There are "wolves" in this world and I have the training and legal authority to carry "anywhere" because of my profession. I choose to be a "sheep dog" and not a "sheep"...

 

If you come into any "gun free zone" (that keeps "civilians" from carrying) and I am there I guarantee you that you are not the only armed person there. :thumbsup:

 

On Sheep, Wolves and Sheepdogs

(From the book, On Combat, by Lt. Col. Dave Grossman)

 

“Honor never grows old, and honor rejoices the heart of age. It does so because honor is, finally, about defending those noble and worthy things that deserve defending, even if it comes at a high cost. In our time, that may mean social disapproval, public scorn, hardship, persecution, or as always, even death itself.

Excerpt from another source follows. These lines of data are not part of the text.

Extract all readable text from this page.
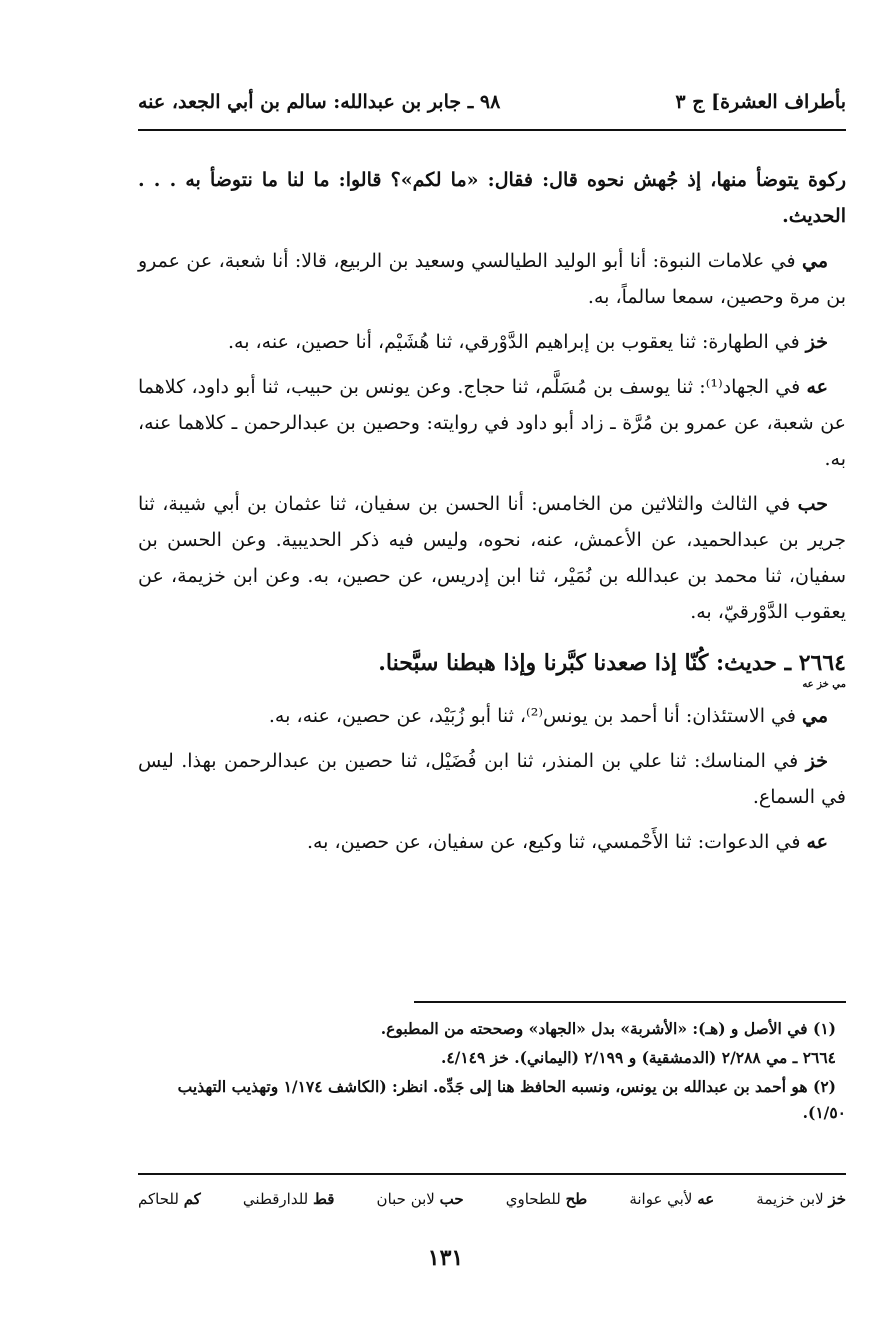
بأطراف العشرة] ج ٣
٩٨ ـ جابر بن عبدالله: سالم بن أبي الجعد، عنه

ركوة يتوضأ منها، إذ جُهش نحوه قال: فقال: «ما لكم»؟ قالوا: ما لنا ما نتوضأ به . . . الحديث.

مي في علامات النبوة: أنا أبو الوليد الطيالسي وسعيد بن الربيع، قالا: أنا شعبة، عن عمرو بن مرة وحصين، سمعا سالماً، به.

خز في الطهارة: ثنا يعقوب بن إبراهيم الدَّوْرقي، ثنا هُشَيْم، أنا حصين، عنه، به.

عه في الجهاد⁽¹⁾: ثنا يوسف بن مُسَلَّم، ثنا حجاج. وعن يونس بن حبيب، ثنا أبو داود، كلاهما عن شعبة، عن عمرو بن مُرَّة ـ زاد أبو داود في روايته: وحصين بن عبدالرحمن ـ كلاهما عنه، به.

حب في الثالث والثلاثين من الخامس: أنا الحسن بن سفيان، ثنا عثمان بن أبي شيبة، ثنا جرير بن عبدالحميد، عن الأعمش، عنه، نحوه، وليس فيه ذكر الحديبية. وعن الحسن بن سفيان، ثنا محمد بن عبدالله بن نُمَيْر، ثنا ابن إدريس، عن حصين، به. وعن ابن خزيمة، عن يعقوب الدَّوْرقيّ، به.

٢٦٦٤ ـ حديث: كُنّا إذا صعدنا كبَّرنا وإذا هبطنا سبَّحنا.
مي خز عه

مي في الاستئذان: أنا أحمد بن يونس⁽²⁾، ثنا أبو زُبَيْد، عن حصين، عنه، به.

خز في المناسك: ثنا علي بن المنذر، ثنا ابن فُضَيْل، ثنا حصين بن عبدالرحمن بهذا. ليس في السماع.

عه في الدعوات: ثنا الأَحْمسي، ثنا وكيع، عن سفيان، عن حصين، به.

(١) في الأصل و (هـ): «الأشربة» بدل «الجهاد» وصححته من المطبوع.

٢٦٦٤ ـ مي ٢/٢٨٨ (الدمشقية) و ٢/١٩٩ (اليماني). خز ٤/١٤٩.

(٢) هو أحمد بن عبدالله بن يونس، ونسبه الحافظ هنا إلى جَدِّه. انظر: (الكاشف ١/١٧٤ وتهذيب التهذيب ١/٥٠).

خز لابن خزيمة
عه لأبي عوانة
طح للطحاوي
حب لابن حبان
قط للدارقطني
كم للحاكم
١٣١
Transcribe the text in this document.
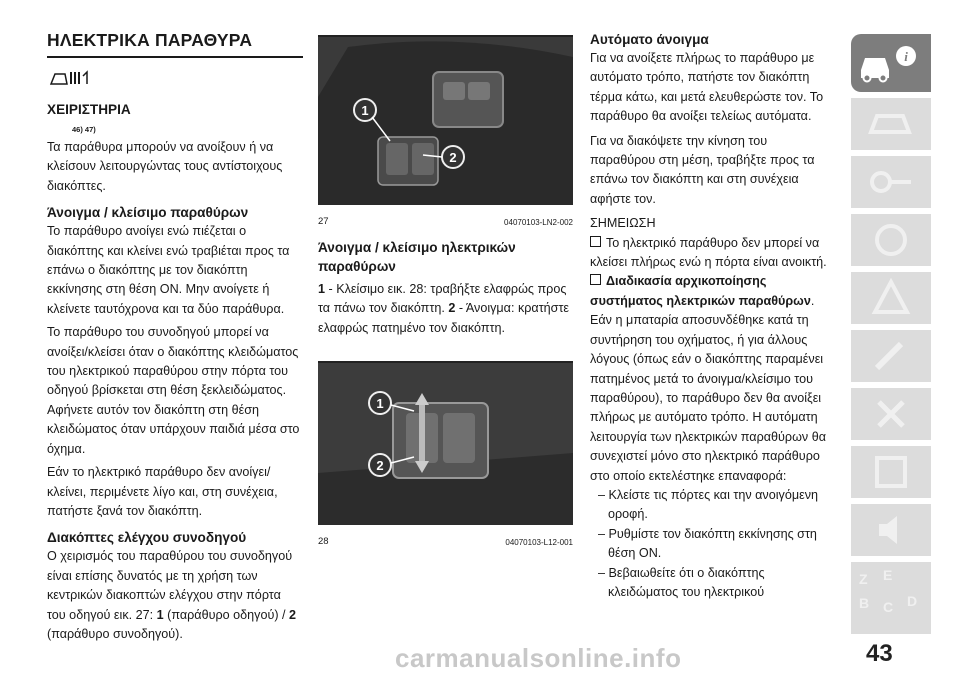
ΗΛΕΚΤΡΙΚΑ ΠΑΡΑΘΥΡΑ
ΧΕΙΡΙΣΤΗΡΙΑ
46) 47)

Τα παράθυρα μπορούν να ανοίξουν ή να κλείσουν λειτουργώντας τους αντίστοιχους διακόπτες.

Άνοιγμα / κλείσιμο παραθύρων

Το παράθυρο ανοίγει ενώ πιέζεται ο διακόπτης και κλείνει ενώ τραβιέται προς τα επάνω ο διακόπτης με τον διακόπτη εκκίνησης στη θέση ON. Μην ανοίγετε ή κλείνετε ταυτόχρονα και τα δύο παράθυρα.

Το παράθυρο του συνοδηγού μπορεί να ανοίξει/κλείσει όταν ο διακόπτης κλειδώματος του ηλεκτρικού παραθύρου στην πόρτα του οδηγού βρίσκεται στη θέση ξεκλειδώματος. Αφήνετε αυτόν τον διακόπτη στη θέση κλειδώματος όταν υπάρχουν παιδιά μέσα στο όχημα.

Εάν το ηλεκτρικό παράθυρο δεν ανοίγει/κλείνει, περιμένετε λίγο και, στη συνέχεια, πατήστε ξανά τον διακόπτη.

Διακόπτες ελέγχου συνοδηγού

Ο χειρισμός του παραθύρου του συνοδηγού είναι επίσης δυνατός με τη χρήση των κεντρικών διακοπτών ελέγχου στην πόρτα του οδηγού εικ. 27: 1 (παράθυρο οδηγού) / 2 (παράθυρο συνοδηγού).

1
2
27	04070103-LN2-002
Άνοιγμα / κλείσιμο ηλεκτρικών παραθύρων

1 - Κλείσιμο εικ. 28: τραβήξτε ελαφρώς προς τα πάνω τον διακόπτη. 2 - Άνοιγμα: κρατήστε ελαφρώς πατημένο τον διακόπτη.

1
2
28	04070103-L12-001
Αυτόματο άνοιγμα

Για να ανοίξετε πλήρως το παράθυρο με αυτόματο τρόπο, πατήστε τον διακόπτη τέρμα κάτω, και μετά ελευθερώστε τον. Το παράθυρο θα ανοίξει τελείως αυτόματα.

Για να διακόψετε την κίνηση του παραθύρου στη μέση, τραβήξτε προς τα επάνω τον διακόπτη και στη συνέχεια αφήστε τον.

ΣΗΜΕΙΩΣΗ

Το ηλεκτρικό παράθυρο δεν μπορεί να κλείσει πλήρως ενώ η πόρτα είναι ανοικτή.

Διαδικασία αρχικοποίησης συστήματος ηλεκτρικών παραθύρων. Εάν η μπαταρία αποσυνδέθηκε κατά τη συντήρηση του οχήματος, ή για άλλους λόγους (όπως εάν ο διακόπτης παραμένει πατημένος μετά το άνοιγμα/κλείσιμο του παραθύρου), το παράθυρο δεν θα ανοίξει πλήρως με αυτόματο τρόπο. Η αυτόματη λειτουργία των ηλεκτρικών παραθύρων θα συνεχιστεί μόνο στο ηλεκτρικό παράθυρο στο οποίο εκτελέστηκε επαναφορά:

– Κλείστε τις πόρτες και την ανοιγόμενη οροφή.

– Ρυθμίστε τον διακόπτη εκκίνησης στη θέση ON.

– Βεβαιωθείτε ότι ο διακόπτης κλειδώματος του ηλεκτρικού

i
Z E
B C D
43
carmanualsonline.info
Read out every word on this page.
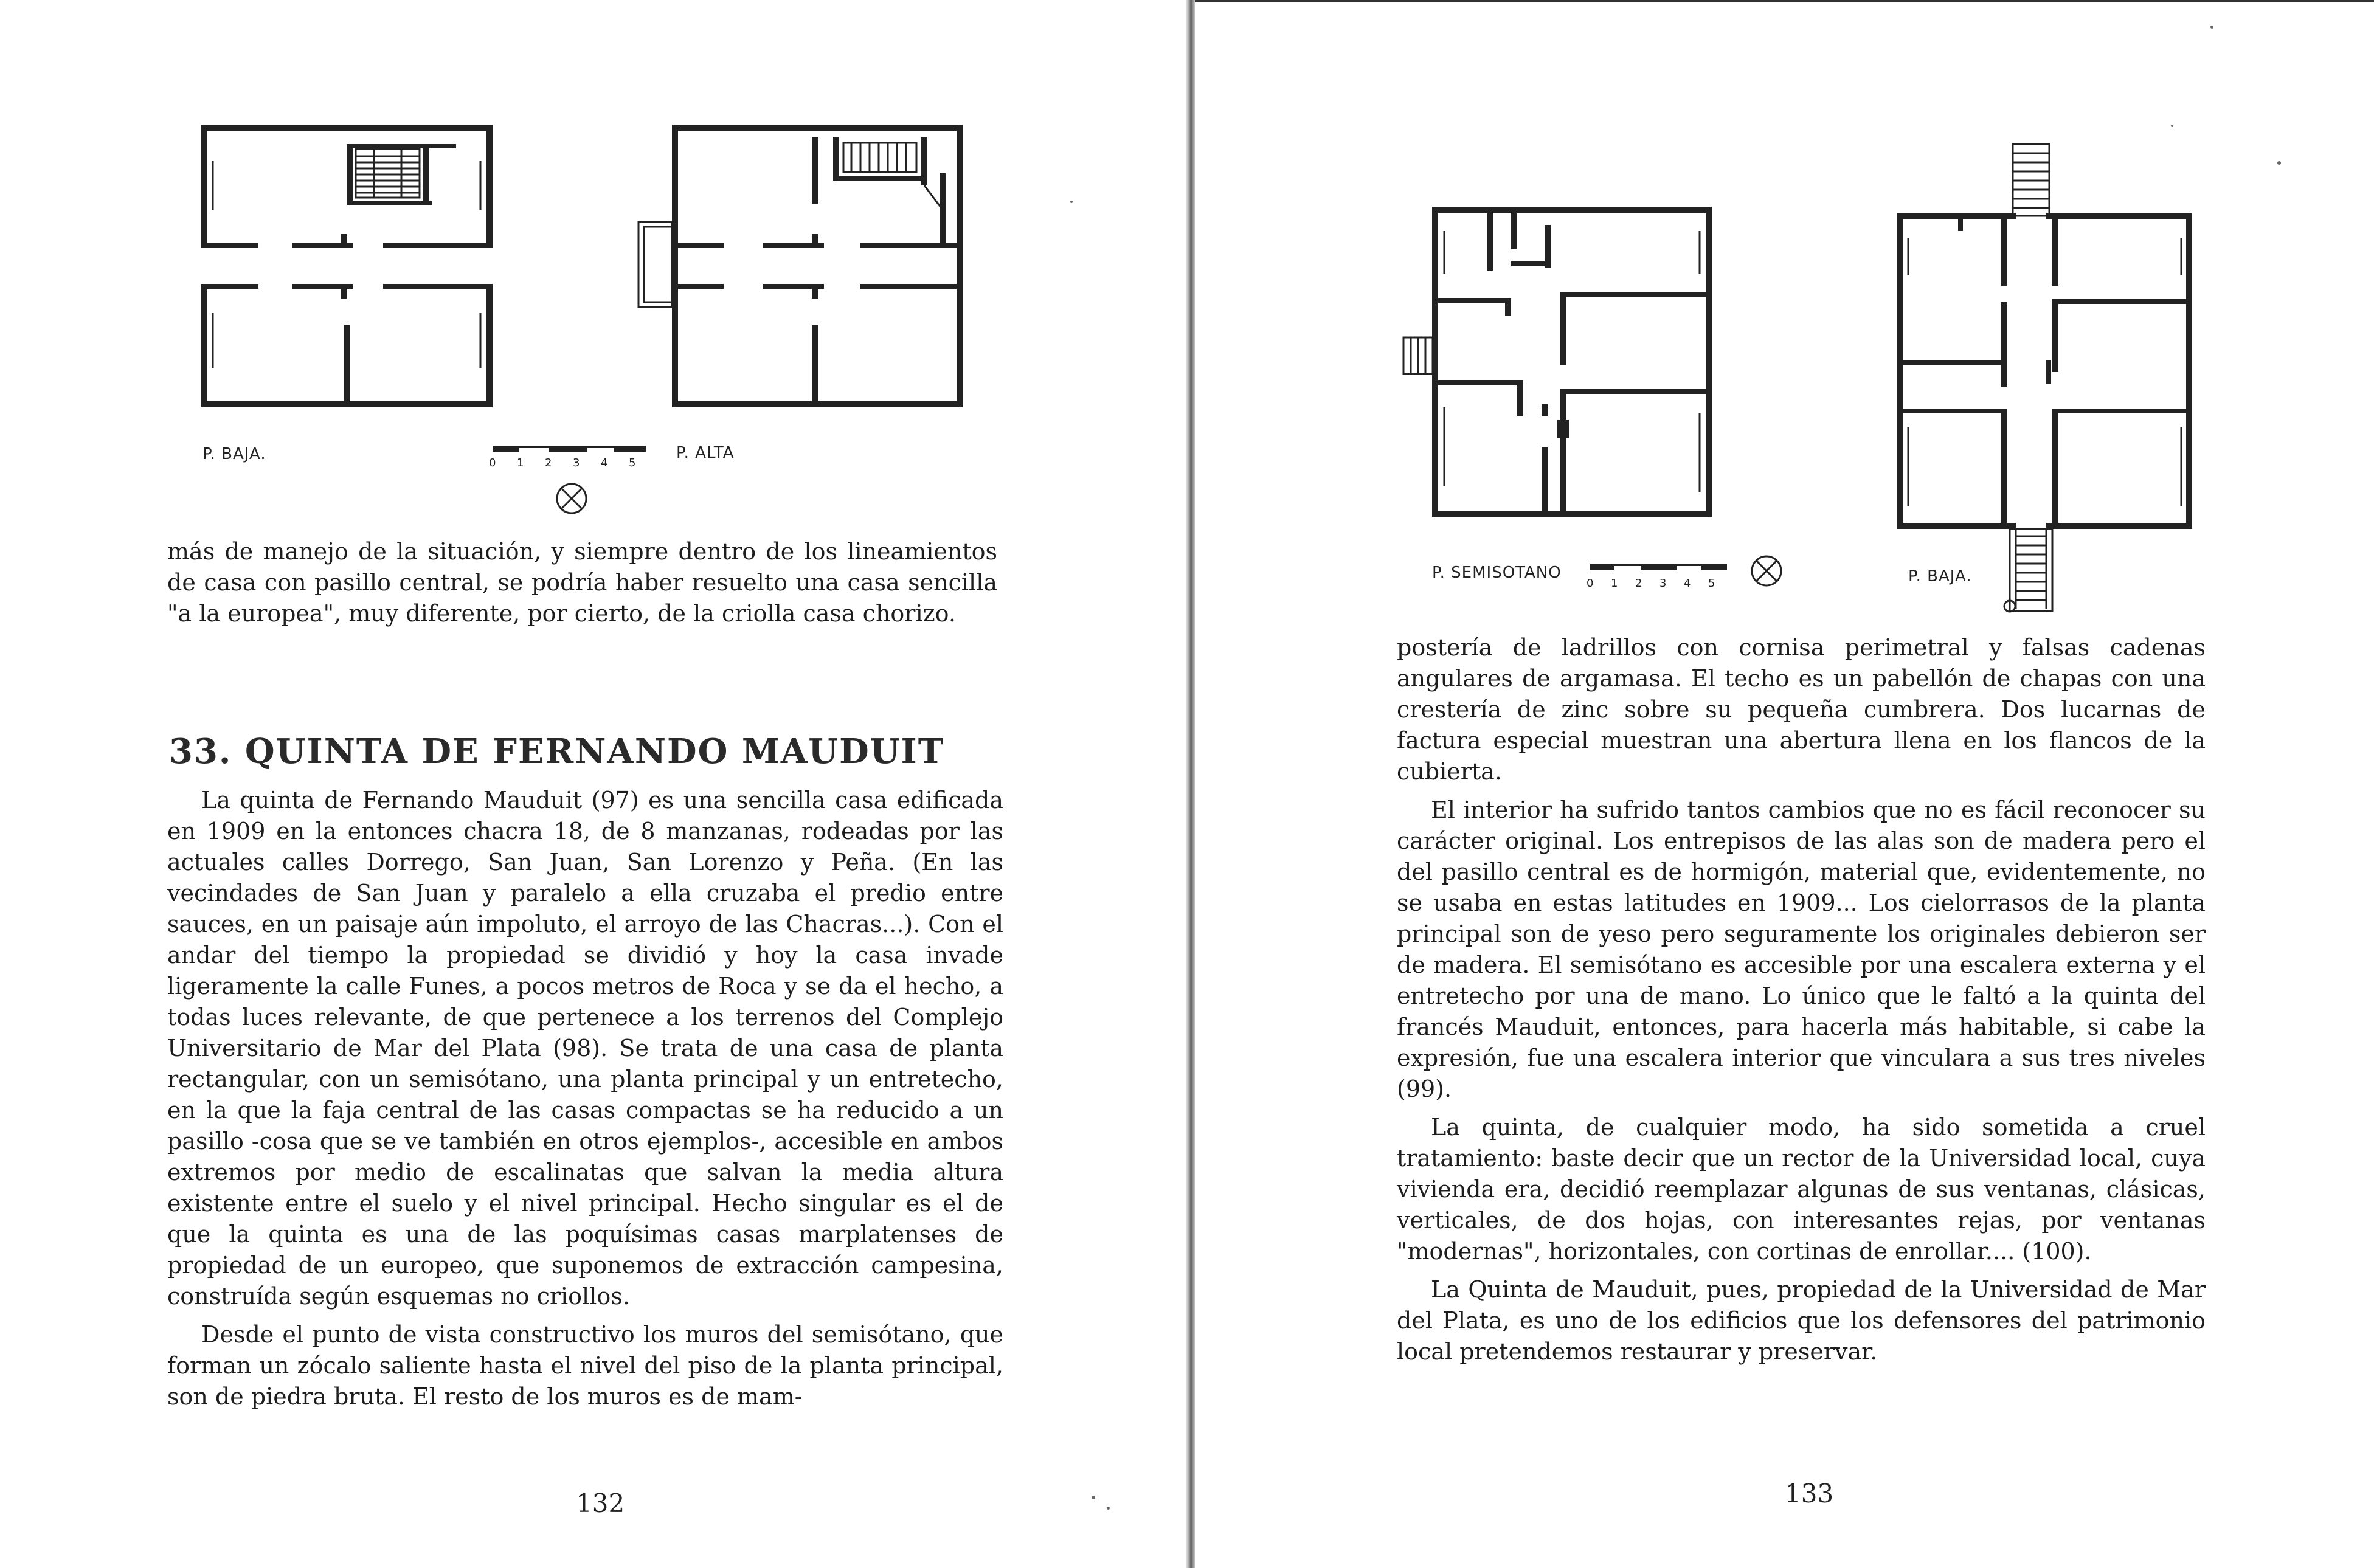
P. BAJA.	P. ALTA
0 1 2 3 4 5

más de manejo de la situación, y siempre dentro de los lineamientos de casa con pasillo central, se podría haber resuelto una casa sencilla "a la europea", muy diferente, por cierto, de la criolla casa chorizo.

33. QUINTA DE FERNANDO MAUDUIT

La quinta de Fernando Mauduit (97) es una sencilla casa edificada en 1909 en la entonces chacra 18, de 8 manzanas, rodeadas por las actuales calles Dorrego, San Juan, San Lorenzo y Peña. (En las vecindades de San Juan y paralelo a ella cruzaba el predio entre sauces, en un paisaje aún impoluto, el arroyo de las Chacras...). Con el andar del tiempo la propiedad se dividió y hoy la casa invade ligeramente la calle Funes, a pocos metros de Roca y se da el hecho, a todas luces relevante, de que pertenece a los terrenos del Complejo Universitario de Mar del Plata (98). Se trata de una casa de planta rectangular, con un semisótano, una planta principal y un entretecho, en la que la faja central de las casas compactas se ha reducido a un pasillo -cosa que se ve también en otros ejemplos-, accesible en ambos extremos por medio de escalinatas que salvan la media altura existente entre el suelo y el nivel principal. Hecho singular es el de que la quinta es una de las poquísimas casas marplatenses de propiedad de un europeo, que suponemos de extracción campesina, construída según esquemas no criollos.

Desde el punto de vista constructivo los muros del semisótano, que forman un zócalo saliente hasta el nivel del piso de la planta principal, son de piedra bruta. El resto de los muros es de mam-

132
P. SEMISOTANO	P. BAJA.
0 1 2 3 4 5

postería de ladrillos con cornisa perimetral y falsas cadenas angulares de argamasa. El techo es un pabellón de chapas con una crestería de zinc sobre su pequeña cumbrera. Dos lucarnas de factura especial muestran una abertura llena en los flancos de la cubierta.

El interior ha sufrido tantos cambios que no es fácil reconocer su carácter original. Los entrepisos de las alas son de madera pero el del pasillo central es de hormigón, material que, evidentemente, no se usaba en estas latitudes en 1909... Los cielorrasos de la planta principal son de yeso pero seguramente los originales debieron ser de madera. El semisótano es accesible por una escalera externa y el entretecho por una de mano. Lo único que le faltó a la quinta del francés Mauduit, entonces, para hacerla más habitable, si cabe la expresión, fue una escalera interior que vinculara a sus tres niveles (99).

La quinta, de cualquier modo, ha sido sometida a cruel tratamiento: baste decir que un rector de la Universidad local, cuya vivienda era, decidió reemplazar algunas de sus ventanas, clásicas, verticales, de dos hojas, con interesantes rejas, por ventanas "modernas", horizontales, con cortinas de enrollar.... (100).

La Quinta de Mauduit, pues, propiedad de la Universidad de Mar del Plata, es uno de los edificios que los defensores del patrimonio local pretendemos restaurar y preservar.

133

The question remains: What is worth defending? What is worth dying for? What is worth living for?”

 

- William J. Bennett

In a lecture to the United States Naval Academy

November 24, 1997

 

One Vietnam veteran, an old retired colonel, once said this to me: “Most of the people in our society are sheep. They are kind, gentle, productive creatures who can only hurt one another by accident.” This is true. Remember, the murder rate is six per 100,000 per year, and the aggravated assault rate is four per 1,000 per year. What this means is that the vast majority of Americans are not inclined to hurt one another.

 

Some estimates say that two million Americans are victims of violent crimes every year, a tragic, staggering number, perhaps an all-time record rate of violent crime. But there are almost 300 million Americans, which means that the odds of being a victim of violent crime is considerably less than one in a hundred on any given year. Furthermore, since many violent crimes are committed by repeat offenders, the actual number of violent citizens is considerably less than two million.

 

Thus there is a paradox, and we must grasp both ends of the situation: We may well be in the most violent times in history, but violence is still remarkably rare. This is because most citizens are kind, decent people who are not capable of hurting each other, except by accident or under extreme provocation. They are sheep.

 

I mean nothing negative by calling them sheep. To me it is like the pretty, blue robin’s egg. Inside it is soft and gooey but someday it will grow into something wonderful. But the egg cannot survive without its hard blue shell. Police officers, soldiers and other warriors are like that shell, and someday the civilization they protect will grow into something wonderful. For now, though, they need warriors to protect them from the predators.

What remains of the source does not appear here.